The code, at least in name, continues to reach attorneys as a condition of their membership in the Colegio. Its Consejo General oversees complaints against member attorneys. However, Mr. Pavlic estimates that less than half of Chilean attorneys are Colegio members. Pavlic finds the voluntary membership system problematic because lawyers have little incentive to join and in turn subject themselves to the ethical code. However, the Consejo’s power to sanction only goes as far as to expel members from the Colegio, which does not implicate one’s license to practice. Member attorneys apparently take some pride in membership by displaying their certificates in waiting rooms and offices. A successful complaint against them could result in social sanction, perhaps, as their name and expulsion can appear in the Colegio’s quarterly magazine, but in effect frees them from any overseeing body.
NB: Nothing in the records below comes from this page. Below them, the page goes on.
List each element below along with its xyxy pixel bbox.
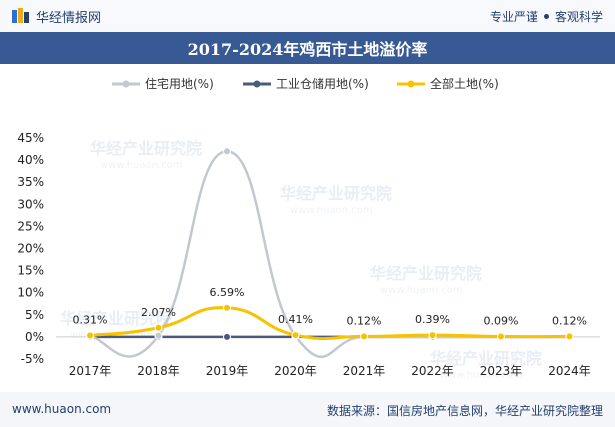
legend-label: 住宅用地(%) (145, 76, 214, 91)
x-tick-label: 2018年 (137, 364, 180, 378)
y-tick-label: 5% (25, 308, 44, 322)
series-point (291, 331, 300, 340)
legend-marker (253, 80, 261, 88)
series-point (360, 332, 368, 341)
series-point (223, 303, 231, 312)
top-bar: 华经情报网 专业严谨 客观科学 (0, 0, 615, 32)
legend: 住宅用地(%) 工业仓储用地(%) 全部土地(%) (112, 76, 499, 91)
tagline-left: 专业严谨 (489, 10, 538, 24)
y-tick-label: -5% (21, 352, 44, 366)
tagline-dot-icon (543, 14, 549, 19)
brand-name: 华经情报网 (36, 10, 102, 26)
line-chart: 华经产业研究院 www.huaon.com 华经产业研究院 www.huaon.com… (17, 76, 600, 381)
watermark-text: 华经产业研究院 (90, 139, 202, 158)
series-point (223, 332, 231, 341)
legend-marker (122, 80, 130, 88)
data-label: 0.31% (73, 314, 108, 327)
y-tick-label: 35% (17, 175, 44, 189)
watermark-text: 华经产业研究院 (430, 349, 542, 368)
data-label: 0.12% (552, 314, 587, 327)
series-layer (86, 147, 574, 359)
series-point (154, 331, 163, 340)
watermark-text: 华经产业研究院 (60, 309, 172, 328)
legend-marker (407, 80, 415, 88)
footer-website: www.huaon.com (12, 402, 112, 416)
series-point (497, 332, 505, 341)
y-tick-label: 25% (17, 219, 44, 233)
x-tick-label: 2024年 (548, 364, 591, 378)
x-tick-label: 2019年 (206, 364, 249, 378)
data-label: 2.07% (141, 306, 176, 319)
data-label: 6.59% (210, 286, 245, 299)
series-point (86, 331, 94, 340)
watermarks: 华经产业研究院 www.huaon.com 华经产业研究院 www.huaon.com… (60, 139, 542, 381)
chart-title: 2017-2024年鸡西市土地溢价率 (187, 40, 428, 59)
watermark-url: www.huaon.com (100, 160, 183, 171)
watermark-url: www.huaon.com (290, 205, 373, 216)
footer-source: 数据来源：国信房地产信息网，华经产业研究院整理 (326, 404, 603, 418)
footer: www.huaon.com 数据来源：国信房地产信息网，华经产业研究院整理 (0, 392, 615, 427)
tagline: 专业严谨 客观科学 (490, 8, 603, 25)
data-label: 0.39% (415, 313, 450, 326)
data-labels: 0.31% 2.07% 6.59% 0.41% 0.12% 0.39% 0.09% 0.12% (73, 286, 587, 328)
watermark-text: 华经产业研究院 (370, 264, 482, 283)
title-bar: 2017-2024年鸡西市土地溢价率 (0, 32, 615, 64)
x-tick-label: 2023年 (480, 364, 523, 378)
y-axis: -5% 0% 5% 10% 15% 20% 25% 30% 35% 40% 45% (17, 131, 44, 366)
x-tick-label: 2017年 (69, 364, 112, 378)
series-point (154, 323, 163, 332)
series-point (428, 331, 437, 340)
y-tick-label: 0% (25, 330, 44, 344)
legend-label: 全部土地(%) (430, 76, 499, 91)
data-label: 0.41% (278, 313, 313, 326)
y-tick-label: 40% (17, 153, 44, 167)
y-tick-label: 20% (17, 242, 44, 256)
data-label: 0.09% (484, 315, 519, 328)
series-point (565, 332, 574, 341)
watermark-url: www.huaon.com (440, 370, 523, 381)
y-tick-label: 15% (17, 264, 44, 278)
x-tick-label: 2020年 (274, 364, 317, 378)
y-tick-label: 10% (17, 286, 44, 300)
brand-logo-icon (12, 8, 29, 23)
watermark-text: 华经产业研究院 (280, 184, 392, 203)
data-label: 0.12% (347, 314, 382, 327)
tagline-right: 客观科学 (554, 10, 603, 24)
watermark-url: www.huaon.com (70, 330, 153, 341)
watermark-url: www.huaon.com (380, 285, 463, 296)
y-tick-label: 30% (17, 197, 44, 211)
legend-label: 工业仓储用地(%) (276, 76, 369, 91)
series-line (89, 306, 570, 341)
y-tick-label: 45% (17, 131, 44, 145)
x-tick-label: 2021年 (343, 364, 386, 378)
x-tick-label: 2022年 (411, 364, 454, 378)
series-point (223, 147, 231, 156)
brand: 华经情报网 (12, 7, 102, 26)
The saving grace, however anecdotal, resides in the low incidence of attorney misconduct, at least in the region in which my attorney sits as head public defender. Of 250 regional public defense attorneys, Pavlic can note three or four minor problems in the last four years, which makes for a fine percentage. Complaints have arisen because an attorney did not keep a client sufficiently informed of case status, for example. Thus as to my last question of the day, that of whether Pavlic believed Chilean attorneys have a general sense of professional responsibility despite the lack of direct enforcement mechanism, he answered in the affirmative. Possibly, however informal, norms applied to Colegio members may set the standard for Chilean attorneys as a whole, regardless of membership.